Поняв свою оплошность, она попробовала закрыть волшебный сосуд, но поздно, бедствия уже успели разлететься по свету. Взаперти осталась одна надежда. С того дня, как учит миф о ящике Пандоры, люди живут в страданиях и находят утешение только в надежде.
Опять у Рене тик на правом глазу.
Большинство учеников в лицейском дворе играют в мяч или сидят в смартфонах. Учитель истории замечает, что некоторые смотрят на него. Директор наблюдает сразу за всеми, забрасывая себе в рот шоколадки. Рене трудно не сравнить его с фермером, оценивающим на глазок свое стадо.
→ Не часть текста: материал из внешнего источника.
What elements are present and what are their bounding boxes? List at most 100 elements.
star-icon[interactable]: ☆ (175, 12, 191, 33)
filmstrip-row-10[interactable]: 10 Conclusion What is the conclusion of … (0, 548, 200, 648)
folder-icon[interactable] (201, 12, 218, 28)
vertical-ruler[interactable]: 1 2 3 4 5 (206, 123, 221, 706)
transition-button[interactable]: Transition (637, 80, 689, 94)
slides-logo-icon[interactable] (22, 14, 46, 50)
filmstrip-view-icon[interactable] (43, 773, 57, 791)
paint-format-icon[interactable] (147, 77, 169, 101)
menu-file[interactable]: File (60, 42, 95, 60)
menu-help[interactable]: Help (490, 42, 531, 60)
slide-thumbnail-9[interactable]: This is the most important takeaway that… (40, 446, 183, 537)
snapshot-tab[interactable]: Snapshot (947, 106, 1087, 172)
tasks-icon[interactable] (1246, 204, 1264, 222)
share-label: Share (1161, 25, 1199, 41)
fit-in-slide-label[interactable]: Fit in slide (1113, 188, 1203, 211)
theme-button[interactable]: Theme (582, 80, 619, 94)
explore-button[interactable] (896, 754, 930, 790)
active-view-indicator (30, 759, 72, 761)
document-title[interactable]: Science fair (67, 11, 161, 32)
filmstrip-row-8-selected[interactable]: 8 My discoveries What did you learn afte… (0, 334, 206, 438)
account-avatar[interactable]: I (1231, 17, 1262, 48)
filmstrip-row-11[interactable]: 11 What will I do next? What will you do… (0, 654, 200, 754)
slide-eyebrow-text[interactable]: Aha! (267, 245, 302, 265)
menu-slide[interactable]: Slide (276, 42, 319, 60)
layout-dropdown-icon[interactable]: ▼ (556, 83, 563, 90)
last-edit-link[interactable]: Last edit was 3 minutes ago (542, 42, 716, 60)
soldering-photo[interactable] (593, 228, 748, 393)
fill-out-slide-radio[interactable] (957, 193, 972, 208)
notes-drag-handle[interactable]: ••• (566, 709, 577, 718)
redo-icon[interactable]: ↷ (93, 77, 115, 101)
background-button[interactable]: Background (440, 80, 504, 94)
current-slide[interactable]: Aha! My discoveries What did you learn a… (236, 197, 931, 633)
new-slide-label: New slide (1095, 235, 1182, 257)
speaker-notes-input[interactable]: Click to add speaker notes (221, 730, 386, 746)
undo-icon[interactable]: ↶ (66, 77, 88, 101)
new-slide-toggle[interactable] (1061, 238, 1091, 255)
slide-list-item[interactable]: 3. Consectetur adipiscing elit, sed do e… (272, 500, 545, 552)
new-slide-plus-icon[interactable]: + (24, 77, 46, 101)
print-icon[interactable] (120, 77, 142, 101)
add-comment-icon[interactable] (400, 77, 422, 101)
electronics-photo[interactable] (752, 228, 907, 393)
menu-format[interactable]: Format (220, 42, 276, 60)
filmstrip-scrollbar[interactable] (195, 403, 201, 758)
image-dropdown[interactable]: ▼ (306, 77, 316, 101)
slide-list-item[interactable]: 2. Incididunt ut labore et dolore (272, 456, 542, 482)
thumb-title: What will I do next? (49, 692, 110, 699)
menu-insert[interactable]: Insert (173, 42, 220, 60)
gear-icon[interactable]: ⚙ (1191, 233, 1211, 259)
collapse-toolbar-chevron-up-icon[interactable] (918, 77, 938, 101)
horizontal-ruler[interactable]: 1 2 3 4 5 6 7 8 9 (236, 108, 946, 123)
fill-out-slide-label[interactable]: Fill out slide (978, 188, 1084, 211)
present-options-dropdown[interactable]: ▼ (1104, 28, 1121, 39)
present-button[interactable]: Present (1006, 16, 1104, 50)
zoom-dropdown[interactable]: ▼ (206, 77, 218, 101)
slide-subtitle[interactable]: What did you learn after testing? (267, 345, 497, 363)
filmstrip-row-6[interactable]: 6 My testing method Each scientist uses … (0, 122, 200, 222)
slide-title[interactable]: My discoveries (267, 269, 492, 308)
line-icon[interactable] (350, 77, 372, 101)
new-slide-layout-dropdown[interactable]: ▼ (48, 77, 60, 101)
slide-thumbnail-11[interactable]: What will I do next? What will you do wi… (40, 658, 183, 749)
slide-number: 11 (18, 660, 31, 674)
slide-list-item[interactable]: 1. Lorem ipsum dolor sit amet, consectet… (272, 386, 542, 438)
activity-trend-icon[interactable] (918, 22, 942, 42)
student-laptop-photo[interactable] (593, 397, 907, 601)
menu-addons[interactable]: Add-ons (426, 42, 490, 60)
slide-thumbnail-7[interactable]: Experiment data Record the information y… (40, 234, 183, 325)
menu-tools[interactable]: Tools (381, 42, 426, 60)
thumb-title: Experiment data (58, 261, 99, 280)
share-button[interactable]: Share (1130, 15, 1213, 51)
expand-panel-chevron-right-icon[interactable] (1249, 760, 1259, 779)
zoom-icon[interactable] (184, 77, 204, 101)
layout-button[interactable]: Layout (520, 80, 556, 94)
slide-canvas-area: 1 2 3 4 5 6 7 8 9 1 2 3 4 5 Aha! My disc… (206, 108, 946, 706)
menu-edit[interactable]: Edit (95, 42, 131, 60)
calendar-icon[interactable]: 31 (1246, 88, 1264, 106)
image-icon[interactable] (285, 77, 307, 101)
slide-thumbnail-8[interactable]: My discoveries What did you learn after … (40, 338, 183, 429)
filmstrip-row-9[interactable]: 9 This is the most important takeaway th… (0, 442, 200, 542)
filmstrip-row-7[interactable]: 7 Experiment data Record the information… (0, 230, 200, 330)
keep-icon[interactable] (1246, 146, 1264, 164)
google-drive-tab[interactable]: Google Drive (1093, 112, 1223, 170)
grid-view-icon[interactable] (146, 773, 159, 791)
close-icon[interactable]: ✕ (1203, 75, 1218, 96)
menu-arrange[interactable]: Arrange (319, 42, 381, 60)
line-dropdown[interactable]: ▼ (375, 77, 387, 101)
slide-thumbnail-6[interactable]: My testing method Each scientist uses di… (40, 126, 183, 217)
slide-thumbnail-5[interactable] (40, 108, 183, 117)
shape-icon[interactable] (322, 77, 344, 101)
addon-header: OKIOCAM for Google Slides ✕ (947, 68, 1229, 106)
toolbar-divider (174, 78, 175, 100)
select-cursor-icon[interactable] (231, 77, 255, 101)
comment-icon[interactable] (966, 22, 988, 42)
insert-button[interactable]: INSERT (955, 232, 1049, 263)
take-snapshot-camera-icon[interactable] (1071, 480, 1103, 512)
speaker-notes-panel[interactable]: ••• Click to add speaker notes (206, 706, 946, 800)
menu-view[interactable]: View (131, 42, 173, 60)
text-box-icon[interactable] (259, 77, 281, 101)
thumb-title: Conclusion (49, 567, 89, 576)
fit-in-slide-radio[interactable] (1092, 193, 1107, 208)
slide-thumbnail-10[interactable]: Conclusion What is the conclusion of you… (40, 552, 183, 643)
Сначала с них будут состригать шерсть. Когда это станет нерентабельно, их отправят на бойню, чтобы они появились на прилавках в виде окороков и грудинки.
А пока что стадо надо содержать в покое, так нежнее будет мясо. Стаду ни к чему подозрения о том, что превосходит его воображение.
Все бунтари – панки, рокеры, готы, анархисты, коммунисты, скинхеды – образумлены и смирно торгуют музыкой и одеждой.
Перед началом урока Рене заглядывает в энциклопедию, чтобы уточнить, какая цивилизация, знакомая с астрономией, существовала ранее 300 года до нашей эры.
Сперва он думает о шумерах, но декорации не те. Жара, мелкий белый песок, кокосовые пальмы, бирюзовая вода, дельфины – это все скорее Карибы, Индийский океан, острова Тихого океана.
Какие еще были достаточно развитые древние цивилизации? Египтян и евреев не предлагать: у них не было таких пляжей. Геб очень загорелый, но голубоглазый, а значит, не африканец, не китаец, не полинезиец, не австралийский абориген, а вполне узнаваемый человек европейской расы.
К тому же он обмолвился о своем «острове». Египет, Шумер, Иудея, Индия были материковыми цивилизациями.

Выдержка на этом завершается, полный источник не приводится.